Unfortunately, when Florida rewrote its sentencing law in the wake of a Supreme Court decision throwing out the old one, the Legislature unwisely chose a single-juror-veto law. In this system, if the jury votes 11-1 for the death penalty, the view of the one prevails over the view of the eleven, and the defendant gets a life sentence. That system introduces needless arbitrariness into sentencing, as the luck of getting one juror who has hard-core anti-death-penalty views (and possibly lied on voir dire) or who is willing to accept claimed mitigation that most people reject will result in a life sentence for one defendant under circumstances where others will be sentenced to death.
Strangely, Florida’s prosecutors didn’t object at the time this legislation was passing. I tried to warn them, but they didn’t listen. This is the result:
Jury foreman Benjamin Thomas told CBS News Miami that the verdict came down to a juror who believed Cruz was mentally ill and that because of that, he shouldn’t receive the death penalty. Mr. Thomas said one juror was a “hard no” and two others ended up voting that way as well, adding that he was unhappy with the decision.
Lori Alhadeff, whose daughter Alyssa Alhadeff was killed in the shooting, said in remarks to reporters after the verdict was delivered, “I am so beyond disappointed and frustrated with this outcome.” Her husband, Ilan Alhadeff, added, “I’m disgusted with the system, that you can allow 17 dead and 17 others shot and wounded and not give the death penalty.
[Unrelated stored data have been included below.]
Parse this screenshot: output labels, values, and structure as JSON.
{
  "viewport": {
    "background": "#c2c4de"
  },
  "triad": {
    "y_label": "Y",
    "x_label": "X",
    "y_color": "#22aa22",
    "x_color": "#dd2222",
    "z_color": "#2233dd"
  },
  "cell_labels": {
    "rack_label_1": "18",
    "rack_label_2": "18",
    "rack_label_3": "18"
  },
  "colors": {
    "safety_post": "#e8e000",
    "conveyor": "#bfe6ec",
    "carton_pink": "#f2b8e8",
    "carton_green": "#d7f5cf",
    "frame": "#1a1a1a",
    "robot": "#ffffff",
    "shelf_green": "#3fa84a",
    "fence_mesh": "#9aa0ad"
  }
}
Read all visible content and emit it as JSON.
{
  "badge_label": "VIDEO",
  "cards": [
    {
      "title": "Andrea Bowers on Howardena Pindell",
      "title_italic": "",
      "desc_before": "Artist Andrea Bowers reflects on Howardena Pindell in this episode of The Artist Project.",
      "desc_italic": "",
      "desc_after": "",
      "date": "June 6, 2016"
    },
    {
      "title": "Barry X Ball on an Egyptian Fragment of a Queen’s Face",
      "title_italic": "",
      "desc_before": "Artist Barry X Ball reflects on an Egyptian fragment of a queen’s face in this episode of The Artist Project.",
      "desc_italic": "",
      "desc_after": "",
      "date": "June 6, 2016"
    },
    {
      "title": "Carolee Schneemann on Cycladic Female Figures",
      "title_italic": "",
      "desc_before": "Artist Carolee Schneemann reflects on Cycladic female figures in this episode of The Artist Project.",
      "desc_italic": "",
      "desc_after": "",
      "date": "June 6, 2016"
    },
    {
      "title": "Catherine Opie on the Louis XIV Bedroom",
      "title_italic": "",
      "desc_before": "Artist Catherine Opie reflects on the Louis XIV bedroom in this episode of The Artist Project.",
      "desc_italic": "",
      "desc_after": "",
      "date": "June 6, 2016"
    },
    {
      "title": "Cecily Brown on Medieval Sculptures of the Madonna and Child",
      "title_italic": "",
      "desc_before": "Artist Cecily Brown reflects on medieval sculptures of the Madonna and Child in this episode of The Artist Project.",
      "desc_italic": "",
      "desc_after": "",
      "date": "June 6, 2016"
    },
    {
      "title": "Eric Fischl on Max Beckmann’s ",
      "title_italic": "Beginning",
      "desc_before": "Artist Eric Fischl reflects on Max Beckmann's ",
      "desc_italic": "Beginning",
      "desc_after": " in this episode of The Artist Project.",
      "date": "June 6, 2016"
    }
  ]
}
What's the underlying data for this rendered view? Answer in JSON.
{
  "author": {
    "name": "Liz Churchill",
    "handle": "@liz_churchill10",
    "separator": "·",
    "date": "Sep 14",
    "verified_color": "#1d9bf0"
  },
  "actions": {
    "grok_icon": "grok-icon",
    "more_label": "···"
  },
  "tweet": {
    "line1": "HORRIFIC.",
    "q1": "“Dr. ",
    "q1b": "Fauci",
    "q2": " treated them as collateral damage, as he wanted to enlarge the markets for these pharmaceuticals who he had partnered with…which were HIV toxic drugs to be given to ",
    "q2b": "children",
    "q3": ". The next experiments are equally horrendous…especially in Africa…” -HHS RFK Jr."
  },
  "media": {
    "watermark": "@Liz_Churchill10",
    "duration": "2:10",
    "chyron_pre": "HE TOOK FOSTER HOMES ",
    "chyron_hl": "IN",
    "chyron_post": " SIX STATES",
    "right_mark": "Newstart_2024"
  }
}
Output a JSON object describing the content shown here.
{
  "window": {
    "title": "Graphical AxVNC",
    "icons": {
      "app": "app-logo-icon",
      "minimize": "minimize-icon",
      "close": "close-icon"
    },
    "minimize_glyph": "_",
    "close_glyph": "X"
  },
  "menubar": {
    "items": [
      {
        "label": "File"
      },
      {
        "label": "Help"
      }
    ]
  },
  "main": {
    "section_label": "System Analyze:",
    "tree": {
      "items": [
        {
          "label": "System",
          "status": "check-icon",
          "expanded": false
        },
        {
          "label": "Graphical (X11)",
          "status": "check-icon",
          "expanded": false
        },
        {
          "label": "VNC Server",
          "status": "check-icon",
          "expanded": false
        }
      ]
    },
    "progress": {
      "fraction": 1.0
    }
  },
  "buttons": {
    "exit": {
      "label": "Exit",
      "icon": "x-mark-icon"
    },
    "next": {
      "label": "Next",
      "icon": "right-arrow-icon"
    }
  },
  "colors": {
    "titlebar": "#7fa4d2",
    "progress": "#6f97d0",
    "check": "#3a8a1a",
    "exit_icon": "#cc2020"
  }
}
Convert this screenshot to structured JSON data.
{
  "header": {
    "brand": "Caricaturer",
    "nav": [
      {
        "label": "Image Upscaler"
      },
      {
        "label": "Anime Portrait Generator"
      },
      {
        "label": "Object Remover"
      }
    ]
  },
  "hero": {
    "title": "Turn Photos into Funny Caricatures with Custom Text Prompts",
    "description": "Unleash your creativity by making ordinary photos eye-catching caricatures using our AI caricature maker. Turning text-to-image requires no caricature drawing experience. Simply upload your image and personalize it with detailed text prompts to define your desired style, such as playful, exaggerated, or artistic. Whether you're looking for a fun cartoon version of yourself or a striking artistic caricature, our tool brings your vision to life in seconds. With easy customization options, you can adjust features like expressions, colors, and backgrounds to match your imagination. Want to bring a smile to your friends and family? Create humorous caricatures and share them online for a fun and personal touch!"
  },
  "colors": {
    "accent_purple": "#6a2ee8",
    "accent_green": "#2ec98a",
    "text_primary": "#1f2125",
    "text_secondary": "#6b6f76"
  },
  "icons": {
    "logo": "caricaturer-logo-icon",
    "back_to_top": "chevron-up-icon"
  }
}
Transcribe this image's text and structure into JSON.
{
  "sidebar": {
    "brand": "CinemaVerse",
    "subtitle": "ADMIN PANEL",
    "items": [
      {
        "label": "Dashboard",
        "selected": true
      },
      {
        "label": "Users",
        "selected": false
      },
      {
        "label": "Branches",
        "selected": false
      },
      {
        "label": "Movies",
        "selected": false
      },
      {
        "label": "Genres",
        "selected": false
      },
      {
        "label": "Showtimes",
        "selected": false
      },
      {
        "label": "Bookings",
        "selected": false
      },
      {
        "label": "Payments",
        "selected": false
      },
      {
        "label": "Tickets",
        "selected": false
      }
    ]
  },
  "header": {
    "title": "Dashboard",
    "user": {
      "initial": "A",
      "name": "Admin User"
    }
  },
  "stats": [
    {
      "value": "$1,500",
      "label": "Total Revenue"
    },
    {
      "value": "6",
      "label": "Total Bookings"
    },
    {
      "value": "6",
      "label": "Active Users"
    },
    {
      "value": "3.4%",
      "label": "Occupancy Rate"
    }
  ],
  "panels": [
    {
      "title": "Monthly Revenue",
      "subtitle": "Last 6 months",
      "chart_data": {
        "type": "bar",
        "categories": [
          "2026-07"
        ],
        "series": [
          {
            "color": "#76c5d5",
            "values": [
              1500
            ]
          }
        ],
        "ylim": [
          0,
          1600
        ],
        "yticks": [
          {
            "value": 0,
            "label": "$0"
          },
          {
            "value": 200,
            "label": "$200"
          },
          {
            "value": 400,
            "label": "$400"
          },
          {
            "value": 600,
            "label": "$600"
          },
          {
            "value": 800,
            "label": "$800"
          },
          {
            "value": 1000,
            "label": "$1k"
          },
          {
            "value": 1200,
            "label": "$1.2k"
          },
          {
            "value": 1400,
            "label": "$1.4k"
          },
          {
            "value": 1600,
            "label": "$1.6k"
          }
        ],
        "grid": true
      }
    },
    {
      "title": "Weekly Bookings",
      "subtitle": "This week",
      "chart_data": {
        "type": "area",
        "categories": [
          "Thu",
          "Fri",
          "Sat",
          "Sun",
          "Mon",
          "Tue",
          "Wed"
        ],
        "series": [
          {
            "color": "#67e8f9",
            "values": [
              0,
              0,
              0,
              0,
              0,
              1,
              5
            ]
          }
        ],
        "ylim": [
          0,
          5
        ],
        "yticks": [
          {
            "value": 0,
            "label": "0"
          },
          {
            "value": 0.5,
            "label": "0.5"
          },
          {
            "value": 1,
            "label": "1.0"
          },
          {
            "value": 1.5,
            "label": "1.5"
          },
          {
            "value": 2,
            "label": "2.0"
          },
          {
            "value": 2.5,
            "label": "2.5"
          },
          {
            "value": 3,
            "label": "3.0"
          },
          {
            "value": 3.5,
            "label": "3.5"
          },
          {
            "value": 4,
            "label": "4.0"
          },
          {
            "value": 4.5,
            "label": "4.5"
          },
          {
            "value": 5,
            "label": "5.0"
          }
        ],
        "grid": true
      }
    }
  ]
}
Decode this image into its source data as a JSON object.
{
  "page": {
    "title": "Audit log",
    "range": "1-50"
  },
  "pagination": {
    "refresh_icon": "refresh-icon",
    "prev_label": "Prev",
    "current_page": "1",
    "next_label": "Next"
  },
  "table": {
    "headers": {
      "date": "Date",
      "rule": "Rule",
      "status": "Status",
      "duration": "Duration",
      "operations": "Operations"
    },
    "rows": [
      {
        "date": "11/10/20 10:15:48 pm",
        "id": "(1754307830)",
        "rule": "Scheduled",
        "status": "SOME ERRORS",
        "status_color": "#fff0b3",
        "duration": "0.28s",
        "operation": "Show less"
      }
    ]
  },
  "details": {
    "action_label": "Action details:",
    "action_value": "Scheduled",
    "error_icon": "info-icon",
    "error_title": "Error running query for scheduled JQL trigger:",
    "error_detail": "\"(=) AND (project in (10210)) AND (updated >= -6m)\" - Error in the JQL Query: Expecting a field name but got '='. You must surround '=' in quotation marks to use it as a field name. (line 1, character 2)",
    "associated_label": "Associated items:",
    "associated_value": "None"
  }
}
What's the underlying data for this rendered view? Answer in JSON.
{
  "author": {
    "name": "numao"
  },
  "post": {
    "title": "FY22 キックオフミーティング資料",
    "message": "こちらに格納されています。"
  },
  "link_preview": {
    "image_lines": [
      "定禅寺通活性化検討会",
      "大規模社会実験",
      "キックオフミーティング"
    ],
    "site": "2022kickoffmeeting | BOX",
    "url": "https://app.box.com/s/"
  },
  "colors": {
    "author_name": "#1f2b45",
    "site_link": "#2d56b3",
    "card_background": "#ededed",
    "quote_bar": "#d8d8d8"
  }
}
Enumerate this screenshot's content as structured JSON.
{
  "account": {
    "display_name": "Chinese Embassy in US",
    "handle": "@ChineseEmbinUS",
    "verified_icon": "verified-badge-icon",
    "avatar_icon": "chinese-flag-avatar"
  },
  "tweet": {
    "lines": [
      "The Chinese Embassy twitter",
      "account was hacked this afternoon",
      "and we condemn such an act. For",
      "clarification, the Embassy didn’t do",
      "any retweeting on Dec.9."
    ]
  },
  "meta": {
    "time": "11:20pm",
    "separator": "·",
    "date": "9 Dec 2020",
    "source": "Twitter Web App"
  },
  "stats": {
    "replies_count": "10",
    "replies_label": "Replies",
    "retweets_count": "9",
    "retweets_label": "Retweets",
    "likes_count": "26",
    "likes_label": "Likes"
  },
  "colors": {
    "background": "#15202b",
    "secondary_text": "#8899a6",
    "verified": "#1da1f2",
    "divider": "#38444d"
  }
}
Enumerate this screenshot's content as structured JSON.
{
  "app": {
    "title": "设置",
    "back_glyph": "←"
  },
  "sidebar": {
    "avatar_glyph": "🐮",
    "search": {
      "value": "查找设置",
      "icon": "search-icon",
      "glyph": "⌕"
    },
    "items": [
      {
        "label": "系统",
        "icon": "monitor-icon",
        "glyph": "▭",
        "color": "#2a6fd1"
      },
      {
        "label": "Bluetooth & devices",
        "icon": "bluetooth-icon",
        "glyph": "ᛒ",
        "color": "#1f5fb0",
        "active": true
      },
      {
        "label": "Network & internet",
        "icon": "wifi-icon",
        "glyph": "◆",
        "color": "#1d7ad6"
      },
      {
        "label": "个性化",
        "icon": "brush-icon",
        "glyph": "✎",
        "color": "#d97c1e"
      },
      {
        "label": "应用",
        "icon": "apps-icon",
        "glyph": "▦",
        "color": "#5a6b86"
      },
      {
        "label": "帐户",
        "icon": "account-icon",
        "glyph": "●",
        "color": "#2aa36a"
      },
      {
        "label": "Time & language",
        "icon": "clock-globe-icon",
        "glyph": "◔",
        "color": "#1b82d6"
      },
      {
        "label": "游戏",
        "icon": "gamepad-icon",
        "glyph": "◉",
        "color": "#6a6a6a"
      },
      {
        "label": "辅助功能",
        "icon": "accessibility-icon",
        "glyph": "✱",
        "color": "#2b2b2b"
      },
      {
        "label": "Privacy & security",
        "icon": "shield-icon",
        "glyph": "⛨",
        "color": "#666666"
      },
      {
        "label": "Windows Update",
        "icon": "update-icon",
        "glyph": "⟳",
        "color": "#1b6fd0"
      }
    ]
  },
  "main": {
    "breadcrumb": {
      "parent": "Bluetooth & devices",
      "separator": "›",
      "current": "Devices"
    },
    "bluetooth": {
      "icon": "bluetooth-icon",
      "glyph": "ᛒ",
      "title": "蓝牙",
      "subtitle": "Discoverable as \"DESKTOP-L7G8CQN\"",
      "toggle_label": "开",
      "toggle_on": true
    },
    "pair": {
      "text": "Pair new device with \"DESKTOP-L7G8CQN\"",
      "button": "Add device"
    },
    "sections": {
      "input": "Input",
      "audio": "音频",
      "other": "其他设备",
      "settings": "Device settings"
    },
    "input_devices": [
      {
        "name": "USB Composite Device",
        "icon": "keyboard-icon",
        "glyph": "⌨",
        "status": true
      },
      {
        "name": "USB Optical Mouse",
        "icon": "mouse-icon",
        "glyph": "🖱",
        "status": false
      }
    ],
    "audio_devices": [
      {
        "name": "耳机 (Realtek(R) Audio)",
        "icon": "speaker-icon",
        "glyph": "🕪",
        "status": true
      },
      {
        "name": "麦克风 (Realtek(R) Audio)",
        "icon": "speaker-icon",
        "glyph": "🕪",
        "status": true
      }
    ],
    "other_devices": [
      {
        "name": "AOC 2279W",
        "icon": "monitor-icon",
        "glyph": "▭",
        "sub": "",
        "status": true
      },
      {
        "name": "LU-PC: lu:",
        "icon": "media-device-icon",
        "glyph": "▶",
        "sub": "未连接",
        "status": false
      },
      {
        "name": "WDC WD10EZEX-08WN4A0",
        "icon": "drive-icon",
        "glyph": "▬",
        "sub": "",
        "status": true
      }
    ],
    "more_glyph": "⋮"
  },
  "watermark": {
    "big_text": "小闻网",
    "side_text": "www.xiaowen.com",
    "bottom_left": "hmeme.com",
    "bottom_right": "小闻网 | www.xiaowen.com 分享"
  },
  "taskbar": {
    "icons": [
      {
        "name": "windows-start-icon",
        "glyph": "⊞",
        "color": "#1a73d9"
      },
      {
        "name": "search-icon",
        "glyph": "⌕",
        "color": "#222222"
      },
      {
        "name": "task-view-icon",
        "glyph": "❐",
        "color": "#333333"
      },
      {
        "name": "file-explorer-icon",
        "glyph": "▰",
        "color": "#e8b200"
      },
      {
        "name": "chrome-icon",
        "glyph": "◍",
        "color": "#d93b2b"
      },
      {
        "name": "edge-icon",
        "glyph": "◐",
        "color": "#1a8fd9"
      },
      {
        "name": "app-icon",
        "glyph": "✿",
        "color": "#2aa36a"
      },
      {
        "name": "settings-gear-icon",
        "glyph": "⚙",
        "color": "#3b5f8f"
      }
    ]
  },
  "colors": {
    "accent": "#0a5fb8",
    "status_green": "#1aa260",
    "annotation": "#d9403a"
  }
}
What do we have the death penalty for?”
So it was 9-3 in the end. In California or Arizona, the case would be headed for a retrial. In Florida, because of a bad choice by its Legislature, this mass murderer is permanently off the hook.
Floridians who, like the Alhadeffs, are disgusted with this system should ask every candidate for the Legislature if they will support replacing the single-juror-veto law with a true unanimity law like Arizona’s. If they say no or will not give a straight answer, vote them out.